LUZ DE LA GLORIA
(latín lumen gloriae): Es una ayuda sobrenatural concedida por Dios al entendimiento de los bienaventurados para hacerle capaz de ver intuitivamente la divina esencia. En la Sda. Escritura se encuentra sólo alguna ligera referencia a esta luz, como p. ej. en el Salmo 35, v. 10: «Y veremos la luz en tu luz»; en el Apoc. 22, 4 ss., se dice que los bienaventurados verán el rostro de Dios sin necesidad de luz, porque el mismo Dios los iluminará.
Los Padres comentando estos textos hablan de un auxilio divino que hace al entendimiento humano capaz de ver a Dios. Así Ireneo, Adv. Haereses, libr. IV, c. 20; Epifanio, Adv. Haereses, 70, 7.

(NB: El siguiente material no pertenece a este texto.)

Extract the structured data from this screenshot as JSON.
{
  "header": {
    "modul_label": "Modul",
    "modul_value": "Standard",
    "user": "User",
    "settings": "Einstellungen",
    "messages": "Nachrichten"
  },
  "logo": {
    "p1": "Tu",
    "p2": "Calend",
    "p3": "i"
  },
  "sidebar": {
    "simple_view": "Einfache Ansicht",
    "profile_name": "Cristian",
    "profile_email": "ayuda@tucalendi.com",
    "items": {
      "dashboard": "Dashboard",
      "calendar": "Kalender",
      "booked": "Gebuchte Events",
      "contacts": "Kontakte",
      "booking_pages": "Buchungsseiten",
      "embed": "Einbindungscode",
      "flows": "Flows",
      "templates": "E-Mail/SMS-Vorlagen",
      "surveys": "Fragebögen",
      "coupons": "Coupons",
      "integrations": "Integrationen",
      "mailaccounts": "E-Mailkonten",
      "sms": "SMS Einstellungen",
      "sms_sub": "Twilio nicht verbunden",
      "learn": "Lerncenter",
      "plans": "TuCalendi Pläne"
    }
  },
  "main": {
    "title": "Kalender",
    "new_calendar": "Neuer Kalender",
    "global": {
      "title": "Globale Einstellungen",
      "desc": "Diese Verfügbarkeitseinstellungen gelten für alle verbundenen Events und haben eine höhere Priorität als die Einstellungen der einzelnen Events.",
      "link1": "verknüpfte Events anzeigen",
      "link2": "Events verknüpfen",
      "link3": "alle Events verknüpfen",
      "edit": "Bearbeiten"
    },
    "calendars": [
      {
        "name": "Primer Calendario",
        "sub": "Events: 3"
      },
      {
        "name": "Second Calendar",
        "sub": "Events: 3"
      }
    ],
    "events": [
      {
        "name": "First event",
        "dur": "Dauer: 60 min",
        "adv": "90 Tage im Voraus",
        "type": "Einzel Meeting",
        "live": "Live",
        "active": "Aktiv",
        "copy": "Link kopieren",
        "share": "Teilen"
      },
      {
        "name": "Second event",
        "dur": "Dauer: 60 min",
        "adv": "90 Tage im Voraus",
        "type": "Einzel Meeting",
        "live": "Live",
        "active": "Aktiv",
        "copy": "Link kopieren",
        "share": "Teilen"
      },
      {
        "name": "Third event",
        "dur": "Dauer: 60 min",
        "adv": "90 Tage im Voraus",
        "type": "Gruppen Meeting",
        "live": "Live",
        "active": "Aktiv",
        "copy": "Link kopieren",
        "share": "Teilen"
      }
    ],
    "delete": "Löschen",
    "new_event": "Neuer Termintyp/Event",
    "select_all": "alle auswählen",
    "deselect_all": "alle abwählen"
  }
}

A fines del s. XIII los Begardos y las Beguinas (v. Begardo), sectas de Espirituales, predicaban que el hombre con sus fuerzas puede alcanzar la bienaventuranza, aun en esta vida, sin ningún socorro divino. El Conc. de Viena (1311-12) condena, entre otros errores que se les atribuyen, el siguiente: «el alma no tiene necesidad de la luz de la gloria que la eleve hasta ver a Dios y gozar felizmente de Él» (DB, 475). El Magisterio eclesiástico declara con estas palabras la existencia de la luz de la gloria, sin entrar en la cuestión de su esencia.

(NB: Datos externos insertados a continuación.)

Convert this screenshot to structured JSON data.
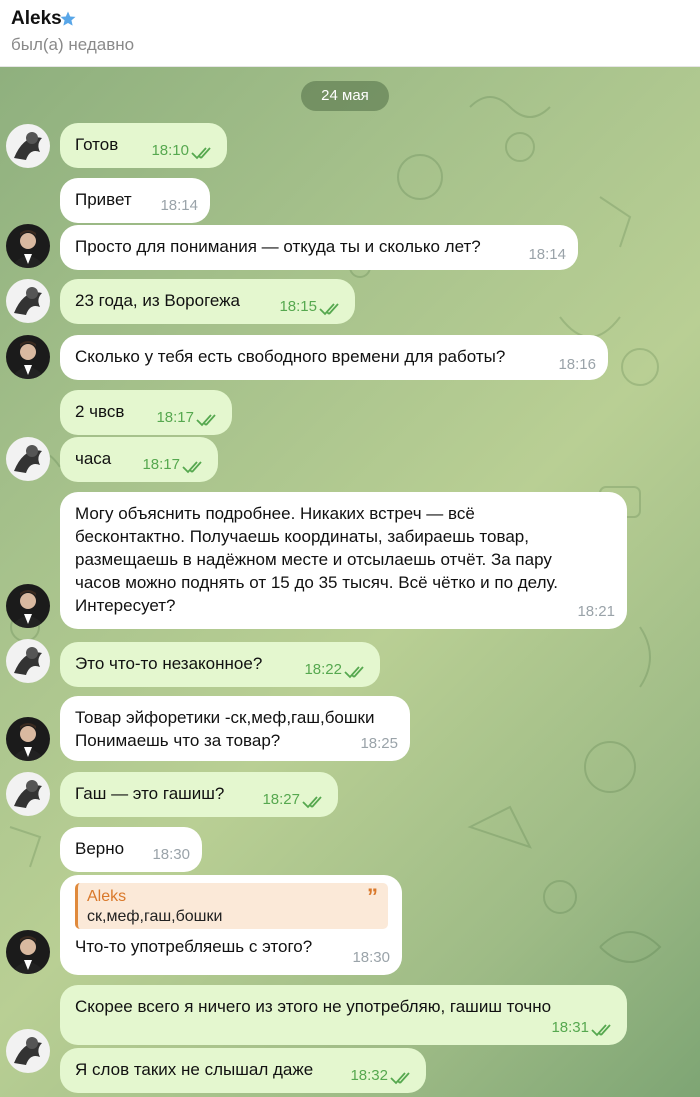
{
  "header": {
    "name": "Aleks",
    "status": "был(а) недавно",
    "star_icon": "star-icon",
    "star_color": "#58a6e8"
  },
  "chat": {
    "date": "24 мая",
    "messages": [
      {
        "dir": "out",
        "text": "Готов",
        "time": "18:10"
      },
      {
        "dir": "in",
        "text": "Привет",
        "time": "18:14"
      },
      {
        "dir": "in",
        "text": "Просто для понимания — откуда ты и сколько лет?",
        "time": "18:14"
      },
      {
        "dir": "out",
        "text": "23 года, из Ворогежа",
        "time": "18:15"
      },
      {
        "dir": "in",
        "text": "Сколько у тебя есть свободного времени для работы?",
        "time": "18:16"
      },
      {
        "dir": "out",
        "text": "2 чвсв",
        "time": "18:17"
      },
      {
        "dir": "out",
        "text": "часа",
        "time": "18:17"
      },
      {
        "dir": "in",
        "text_lines": [
          "Могу объяснить подробнее. Никаких встреч — всё",
          "бесконтактно. Получаешь координаты, забираешь товар,",
          "размещаешь в надёжном месте и отсылаешь отчёт. За пару",
          "часов можно поднять от 15 до 35 тысяч. Всё чётко и по делу.",
          "Интересует?"
        ],
        "time": "18:21"
      },
      {
        "dir": "out",
        "text": "Это что-то незаконное?",
        "time": "18:22"
      },
      {
        "dir": "in",
        "text_lines": [
          "Товар эйфоретики -ск,меф,гаш,бошки",
          "Понимаешь что за товар?"
        ],
        "time": "18:25"
      },
      {
        "dir": "out",
        "text": "Гаш — это гашиш?",
        "time": "18:27"
      },
      {
        "dir": "in",
        "text": "Верно",
        "time": "18:30"
      },
      {
        "dir": "in",
        "reply_name": "Aleks",
        "reply_text": "ск,меф,гаш,бошки",
        "text": "Что-то употребляешь с этого?",
        "time": "18:30"
      },
      {
        "dir": "out",
        "text": "Скорее всего я ничего из этого не употребляю, гашиш точно",
        "time": "18:31"
      },
      {
        "dir": "out",
        "text": "Я слов таких не слышал даже",
        "time": "18:32"
      }
    ]
  },
  "colors": {
    "outgoing_bubble": "#e4f7cf",
    "incoming_bubble": "#ffffff",
    "read_ticks": "#56a84f",
    "reply_accent": "#e08a3c"
  }
}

Basados en estos datos, los Teólogos han desarrollado toda una doctrina en torno a la luz de la gloria: todos convienen, especialmente después del Conc. de Viena, en admitir la existencia, pero no todos están de acuerdo en determinar su naturaleza.

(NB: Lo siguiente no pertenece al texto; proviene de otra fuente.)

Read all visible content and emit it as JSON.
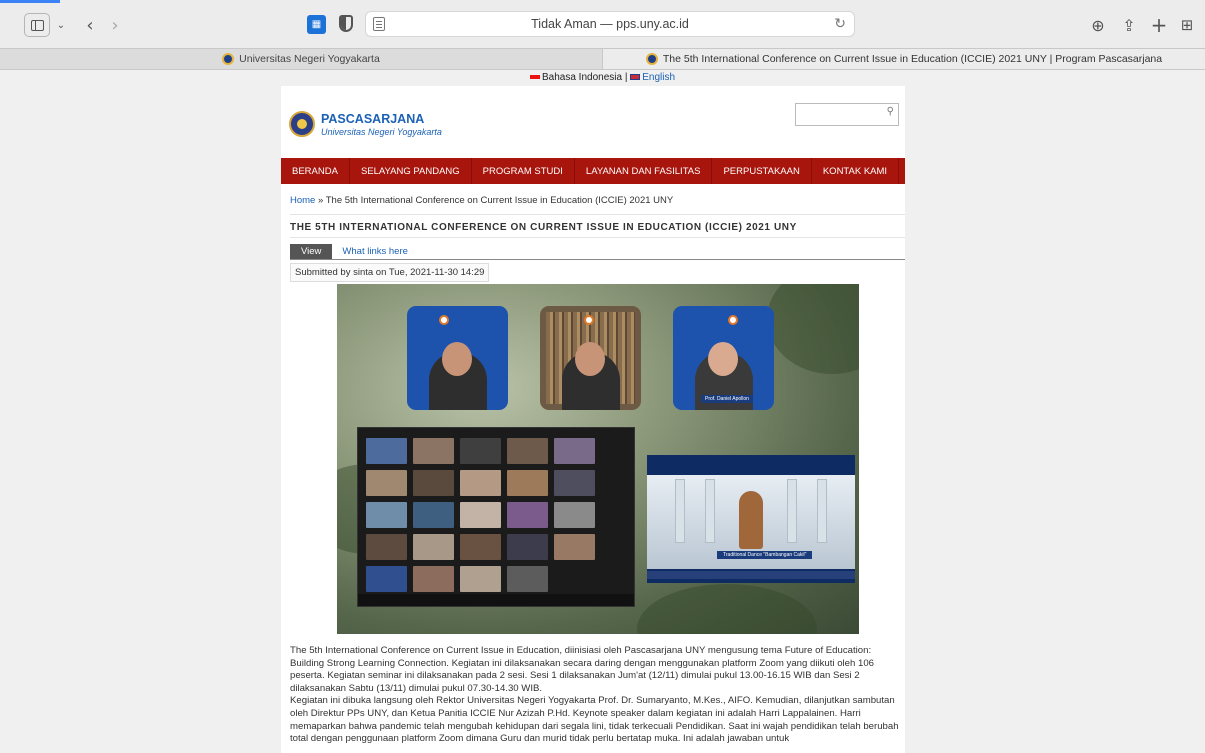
{
  "browser": {
    "address": "Tidak Aman — pps.uny.ac.id",
    "tabs": [
      {
        "title": "Universitas Negeri Yogyakarta",
        "active": false
      },
      {
        "title": "The 5th International Conference on Current Issue in Education (ICCIE) 2021 UNY | Program Pascasarjana",
        "active": true
      }
    ],
    "icons": {
      "sidebar": "sidebar-icon",
      "back": "chevron-left-icon",
      "forward": "chevron-right-icon",
      "extension": "extension-icon",
      "privacy": "shield-icon",
      "reader": "reader-icon",
      "reload": "reload-icon",
      "download": "download-icon",
      "share": "share-icon",
      "new_tab": "plus-icon",
      "tab_overview": "tab-overview-icon"
    }
  },
  "lang": {
    "indonesian": "Bahasa Indonesia",
    "separator": "|",
    "english": "English"
  },
  "site": {
    "name": "PASCASARJANA",
    "slogan": "Universitas Negeri Yogyakarta",
    "colors": {
      "nav": "#a8150d",
      "link": "#1b61b6"
    }
  },
  "nav": [
    "BERANDA",
    "SELAYANG PANDANG",
    "PROGRAM STUDI",
    "LAYANAN DAN FASILITAS",
    "PERPUSTAKAAN",
    "KONTAK KAMI"
  ],
  "breadcrumb": {
    "home": "Home",
    "sep": "»",
    "current": "The 5th International Conference on Current Issue in Education (ICCIE) 2021 UNY"
  },
  "node": {
    "title": "THE 5TH INTERNATIONAL CONFERENCE ON CURRENT ISSUE IN EDUCATION (ICCIE) 2021 UNY",
    "tabs": {
      "view": "View",
      "links": "What links here"
    },
    "submitted": "Submitted by sinta on Tue, 2021-11-30 14:29"
  },
  "photo": {
    "speaker_right_name": "Prof. Daniel Apollon",
    "stage_caption": "Traditional Dance \"Bambangan Cakil\""
  },
  "body": {
    "p1": "The 5th International Conference on Current Issue in Education, diinisiasi oleh Pascasarjana UNY mengusung tema Future of Education: Building Strong Learning Connection. Kegiatan ini dilaksanakan secara daring dengan menggunakan platform Zoom yang diikuti oleh 106 peserta. Kegiatan seminar ini dilaksanakan pada 2 sesi. Sesi 1 dilaksanakan Jum'at (12/11) dimulai pukul 13.00-16.15 WIB dan Sesi 2 dilaksanakan Sabtu (13/11) dimulai pukul 07.30-14.30 WIB.",
    "p2": "Kegiatan ini dibuka langsung oleh Rektor Universitas Negeri Yogyakarta Prof. Dr. Sumaryanto, M.Kes., AIFO. Kemudian, dilanjutkan sambutan oleh Direktur PPs UNY, dan Ketua Panitia ICCIE Nur Azizah P.Hd. Keynote speaker dalam kegiatan ini adalah Harri Lappalainen. Harri memaparkan bahwa pandemic telah mengubah kehidupan dari segala lini, tidak terkecuali Pendidikan. Saat ini wajah pendidikan telah berubah total dengan penggunaan platform Zoom dimana Guru dan murid tidak perlu bertatap muka. Ini adalah jawaban untuk"
  }
}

Algunos, inspirándose en el Nominalismo, hablan de la visión beatífica como una cosa increada que se actúa por virtud de Dios en el alma bienaventurada, la cual permanece simplemente pasiva: por esto la luz de la gloria sería el mismo Dios en cuanto ilumina. Esta teoría es antipsicológica, por no tener en cuenta que el conocimiento lo mismo en el orden natural que en el sobrenatural es un acto vital y por lo tanto debe brotar de las potencias del alma y quedar en ella como propio.
Santo Tomás, en armonía con el análisis de la visión beatífica y los principios de la psicología humana, enseña que el entendimiento creado, no siendo proporcionado a la intuición inmediata de la esencia divina, debe ser dispuesto y preparado a ella con una energía inherente y permanente. En un lenguaje más claro reduce la luz de la gloria a una cualidad habitual (semejante a una virtud), infusa por Dios en el entendimiento de los bienaventurados, para elevarlo operativamente a la visión inmediata de la esencia divina. Esta cualidad infusa forma un solo principio operativo con el entendimiento, de manera que el acto vital de la visión beatífica procede totalmente del uno y del otro bajo diverso aspecto. Esta doctrina es común en la actualidad. La luz de la gloria (= id sub quo) no suprime la inmediación de la Visión, y es más o menos intenso según el grado de gracia santificante en que se encuentra el alma a la hora de la muerte.
Bibliografía
Sto. Tomás, , I, q. 12, a. 5;
, III, cc. 53-54;
J. B. Terrien, , Madrid, 1943;
A. Chollet, , Paris, 1900, c. 6;
A. Piolanti, , 1950, p. 92 ss.;
S. M. Ramírez, , Madrid, 1942.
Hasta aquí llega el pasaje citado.